Is there a way to make the full-blown program run as quickly as this mini-stand-alone version, at least for when they are sending the same thing? I'm thinking to write another program that just takes in what to send over a named pipe, or something, so that the sends are done in another process, but that seems silly, somehow. Any suggestions would be welcome.
Any suggestions on how to get those multiple simultaneous page loads faster (so the times look more like 1-3 seconds instead of 10-20 seconds) would also be welcome.
EDIT: Additional note: I rely on the cookie-handling functionality of mechanize, so any answer would ideally provide a way to deal with that, as well...

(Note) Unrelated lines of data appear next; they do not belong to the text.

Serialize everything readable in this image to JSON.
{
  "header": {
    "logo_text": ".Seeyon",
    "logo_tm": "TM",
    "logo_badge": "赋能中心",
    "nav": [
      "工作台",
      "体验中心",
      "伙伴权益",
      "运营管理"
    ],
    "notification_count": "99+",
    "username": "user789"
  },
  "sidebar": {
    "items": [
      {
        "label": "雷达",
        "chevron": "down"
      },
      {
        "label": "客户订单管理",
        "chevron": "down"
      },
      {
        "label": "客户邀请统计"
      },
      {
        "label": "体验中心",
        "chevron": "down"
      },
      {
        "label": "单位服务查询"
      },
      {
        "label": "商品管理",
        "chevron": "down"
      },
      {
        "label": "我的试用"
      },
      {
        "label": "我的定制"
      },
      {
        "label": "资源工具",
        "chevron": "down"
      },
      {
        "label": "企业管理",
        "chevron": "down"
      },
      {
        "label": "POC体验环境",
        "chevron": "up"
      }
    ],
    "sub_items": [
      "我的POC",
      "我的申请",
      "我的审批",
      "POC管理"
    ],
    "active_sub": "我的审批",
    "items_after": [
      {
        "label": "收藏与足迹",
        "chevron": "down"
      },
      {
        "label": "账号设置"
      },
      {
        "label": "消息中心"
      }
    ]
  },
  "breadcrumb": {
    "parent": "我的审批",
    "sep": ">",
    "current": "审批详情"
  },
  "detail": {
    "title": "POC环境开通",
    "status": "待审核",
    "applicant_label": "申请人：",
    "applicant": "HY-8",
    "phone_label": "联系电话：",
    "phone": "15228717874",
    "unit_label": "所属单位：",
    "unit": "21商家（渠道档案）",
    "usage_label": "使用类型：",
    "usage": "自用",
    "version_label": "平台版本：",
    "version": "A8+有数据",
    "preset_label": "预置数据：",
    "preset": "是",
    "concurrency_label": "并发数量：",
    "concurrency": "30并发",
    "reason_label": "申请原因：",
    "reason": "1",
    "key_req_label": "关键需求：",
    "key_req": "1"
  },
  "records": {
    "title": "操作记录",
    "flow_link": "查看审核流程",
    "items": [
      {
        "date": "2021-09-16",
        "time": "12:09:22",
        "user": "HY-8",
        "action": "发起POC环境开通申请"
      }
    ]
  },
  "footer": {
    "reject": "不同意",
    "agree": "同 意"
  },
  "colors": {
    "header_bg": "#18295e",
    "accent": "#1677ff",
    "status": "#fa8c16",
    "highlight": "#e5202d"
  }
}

EDIT: I have the same set up with a different config, where just one page is opened and ~10-20 things are added to the queue at once. Those get processed like a knife through butter, e.g. here is the tail-end of having added a whole bunch:
********** Round-trip (with 4 sends/0 loads) for (+0/.0/-0) was total 1.17s (1.14s wait, 0.04s to process) **********
********** Round-trip (with 4 sends/0 loads) for (+0/.0/-0) was total 1.19s (1.16s wait, 0.03s to process) **********
********** Round-trip (with 4 sends/0 loads) for (+0/.0/-0) was total 1.26s (0.80s wait, 0.46s to process) **********
********** Round-trip (with 4 sends/0 loads) for (+0/.0/-0) was total 1.35s (0.77s wait, 0.58s to process) **********
********** Round-trip (with 4 sends/0 loads) for (+2/.4/-0) was total 1.44s (0.24s wait, 1.20s to process) **********
(I added the wait
timing which is how long the info sat on the queue before it was sent.) Note that the to process
is as fast as the stand-alone program, was. The problem only manifests on the one that is constantly reading&parsing webpages. (Note that the parsing itself takes a lot of CPU).
EDIT: Some preliminary testing indicates I should just use a separate process for each webpage load... will post an update once that is up and running.